Rainy season has begun. We are sitting through our biggest storm of the new season, and it’s only our second. It rained on us Saturday afternoon, a nice little shower, as we sat in the parking lot of the fastest internet service provider in town trying to Skype with the Mission Vision Team of Landmark Church of Christ, our primary supporting congregation. Yesterday we got our first good rain here at the house, but not this heavy or brilliant. Now it is raining: cats and dogs, buckets, gushers, raining up a storm, a real gullywhomper thunderstorm.
And it is lightening. Most of the strikes are 2.5-3 seconds away. One was less, and threw our main breaker. I had just unplugged our laptop, the printer next to it, a heavy-duty surge protector which fed the electronic piano, and an uninterrupted power supply which carries our desktop. Then the blue-white flash of light and “Craaackkkk”. Our house is on the highest hill for some miles around. I am aware that we could use lightning rods, but our house built on a rock would have a hard time finding ground. How long can the lead wire be?
Two weeks ago it was hot, very hot. But about a week ago, as rain began to fall within sight of the house, the temperature graciously dipped as well. The clouds have been hiding the sun and the breeze has kissed our arms and brows after coming through the drops that we can see falling in the distance: relief from the heat. The sun has passed overhead on its journey south in relation to the earth, and will be back in a few weeks, after its overhead rendezvous with the tropic of Capricorn. Though my logic says it should remain hot, a critical point has been reached such that the updrafts provoked by those rays work steadily every morning lofting water droplets off Lake Malawi and the Indian Ocean which in turn cool, condense and fall to freshen the breeze blowing our way. Even from unseen parts we feel the results. Where seen, it is beautiful as the cumulonimbus billow overhead higher than we fly when coming here, sheets of rain fall, marching across the Lumbadzi River valley north and east of us, progressively hiding the Dowa mountains in the distance, visually demonstrating the process which brings us relief, and water to settle the dust and seemingly awaken the world.
Many have already planted. Others are doing so now. Napoleon and other large farmers are busy spraying herbicides before their fields are taken over ere the corn even sprouts. Fields prepared by hand have been ready for several weeks revealing freshly brown broken lumps of clay. A few are still being turned by hoe. But now it is planting time, and most are at it. The frogs form a deep-throated “amen” chorus, welcoming the gushers as the storm passes and the rain subsides to a drizzle. The birds sing after the rain as if it were morning again, and maybe it is, a seasonal morning of new life.

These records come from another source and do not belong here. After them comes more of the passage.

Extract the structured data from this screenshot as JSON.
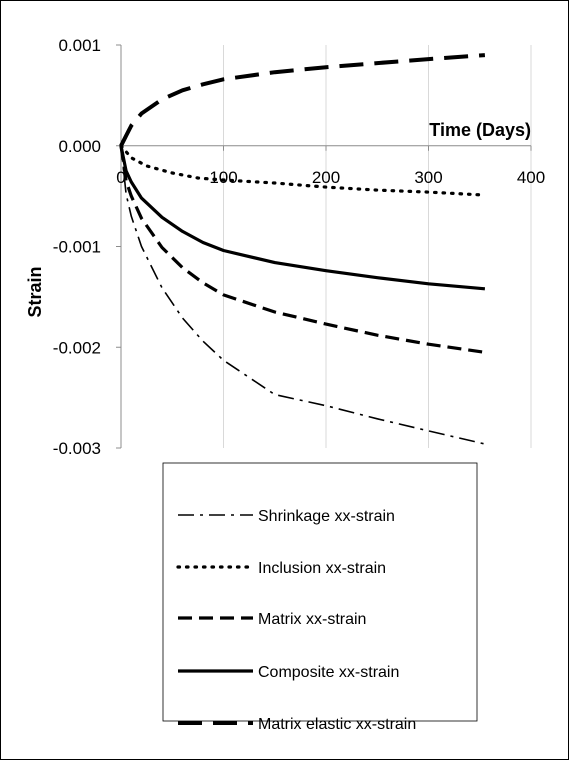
{
  "chart_data": {
    "type": "line",
    "title": "",
    "xlabel": "Time (Days)",
    "ylabel": "Strain",
    "xlim": [
      0,
      400
    ],
    "ylim": [
      -0.003,
      0.001
    ],
    "x_ticks": [
      0,
      100,
      200,
      300,
      400
    ],
    "y_ticks": [
      0.001,
      0.0,
      -0.001,
      -0.002,
      -0.003
    ],
    "x_tick_labels": [
      "0",
      "100",
      "200",
      "300",
      "400"
    ],
    "y_tick_labels": [
      "0.001",
      "0.000",
      "-0.001",
      "-0.002",
      "-0.003"
    ],
    "grid": "vertical",
    "legend_position": "bottom",
    "series": [
      {
        "name": "Shrinkage xx-strain",
        "style": "dash-dot",
        "points": [
          [
            0,
            0
          ],
          [
            5,
            -0.00048
          ],
          [
            10,
            -0.0007
          ],
          [
            20,
            -0.001
          ],
          [
            40,
            -0.00141
          ],
          [
            60,
            -0.00171
          ],
          [
            80,
            -0.00194
          ],
          [
            100,
            -0.00213
          ],
          [
            150,
            -0.00247
          ],
          [
            200,
            -0.00258
          ],
          [
            250,
            -0.00271
          ],
          [
            300,
            -0.00283
          ],
          [
            355,
            -0.00296
          ]
        ]
      },
      {
        "name": "Inclusion xx-strain",
        "style": "dotted",
        "points": [
          [
            0,
            0
          ],
          [
            10,
            -0.00012
          ],
          [
            25,
            -0.0002
          ],
          [
            50,
            -0.00027
          ],
          [
            75,
            -0.00032
          ],
          [
            100,
            -0.00034
          ],
          [
            150,
            -0.00037
          ],
          [
            200,
            -0.00041
          ],
          [
            250,
            -0.00044
          ],
          [
            300,
            -0.00046
          ],
          [
            355,
            -0.00049
          ]
        ]
      },
      {
        "name": "Matrix xx-strain",
        "style": "dashed",
        "points": [
          [
            0,
            0
          ],
          [
            5,
            -0.00035
          ],
          [
            10,
            -0.0005
          ],
          [
            20,
            -0.00072
          ],
          [
            40,
            -0.00101
          ],
          [
            60,
            -0.00121
          ],
          [
            80,
            -0.00136
          ],
          [
            100,
            -0.00148
          ],
          [
            150,
            -0.00165
          ],
          [
            200,
            -0.00177
          ],
          [
            250,
            -0.00188
          ],
          [
            300,
            -0.00197
          ],
          [
            355,
            -0.00205
          ]
        ]
      },
      {
        "name": "Composite xx-strain",
        "style": "solid",
        "points": [
          [
            0,
            0
          ],
          [
            5,
            -0.00025
          ],
          [
            10,
            -0.00036
          ],
          [
            20,
            -0.00052
          ],
          [
            40,
            -0.00071
          ],
          [
            60,
            -0.00085
          ],
          [
            80,
            -0.00096
          ],
          [
            100,
            -0.00104
          ],
          [
            150,
            -0.00116
          ],
          [
            200,
            -0.00124
          ],
          [
            250,
            -0.00131
          ],
          [
            300,
            -0.00137
          ],
          [
            355,
            -0.00142
          ]
        ]
      },
      {
        "name": "Matrix elastic xx-strain",
        "style": "long-dash",
        "points": [
          [
            0,
            0
          ],
          [
            10,
            0.0002
          ],
          [
            20,
            0.00032
          ],
          [
            40,
            0.00046
          ],
          [
            60,
            0.00055
          ],
          [
            80,
            0.00061
          ],
          [
            100,
            0.00066
          ],
          [
            150,
            0.00073
          ],
          [
            200,
            0.00078
          ],
          [
            250,
            0.00082
          ],
          [
            300,
            0.00086
          ],
          [
            355,
            0.0009
          ]
        ]
      }
    ]
  }
}
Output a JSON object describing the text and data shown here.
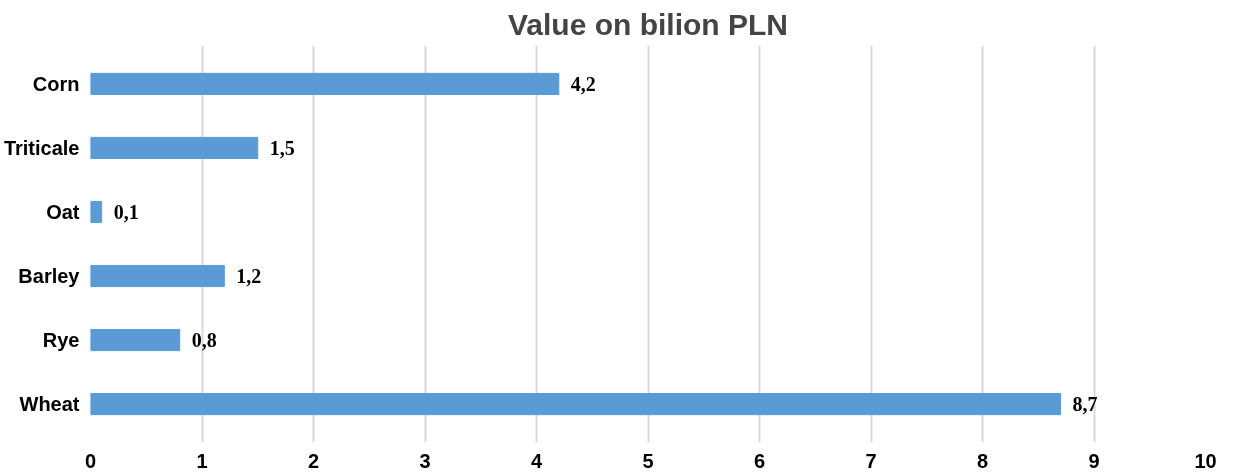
{
  "chart_data": {
    "type": "bar",
    "orientation": "horizontal",
    "title": "Value on bilion PLN",
    "categories": [
      "Corn",
      "Triticale",
      "Oat",
      "Barley",
      "Rye",
      "Wheat"
    ],
    "values": [
      4.2,
      1.5,
      0.1,
      1.2,
      0.8,
      8.7
    ],
    "value_labels": [
      "4,2",
      "1,5",
      "0,1",
      "1,2",
      "0,8",
      "8,7"
    ],
    "color": "#5b9bd5",
    "xlim": [
      0,
      10
    ],
    "xticks": [
      0,
      1,
      2,
      3,
      4,
      5,
      6,
      7,
      8,
      9,
      10
    ],
    "grid": "x"
  }
}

For several days now the little orange and blue-black beetles (see “Lava Bugs”, posted Wednesday, March 17) have swarmed our ceiling and walls. We’ve learned that the mosquito coils we use have no effect on them, but they occasionally do fall off the ceiling to crawl through hats and hair, down our necks or up our sleeves. Interesting little critters—they do keep you awake in the late evenings with dim light and the press of the day every heavier on the eyelids. The mosquito population has not changed much yet. But they will soon catch up. We’ve been trying to get the holes in our roof patched and some better screens on our house, whose windows are filled with an eclectic ensemble of American and African architecture, each having its respective advantages, mostly in its proper place, but together conflicting frustratingly and preventing the best use of each the other’s features. The carpenters on campus have been tied up for weeks on other projects of higher priority, so we are making efforts to get those underway—and hopefully finished—soon. Then the blessings of rainy season will not be slighted by its problems, and we’ll be able to enjoy without compromise the cool rebirth of life which will bless the next few months.
Then today I learned that a dear friend and her husband are both infected with HIV, and he is ill. I am poignantly reminded in this season otherwise refreshing of the wise preacher’s comment that there is a time for everything: a time to be born and a time to die, a time to be happy, and a time to be sad. And sometimes in the many lives playing out before us, those times come to meet each other.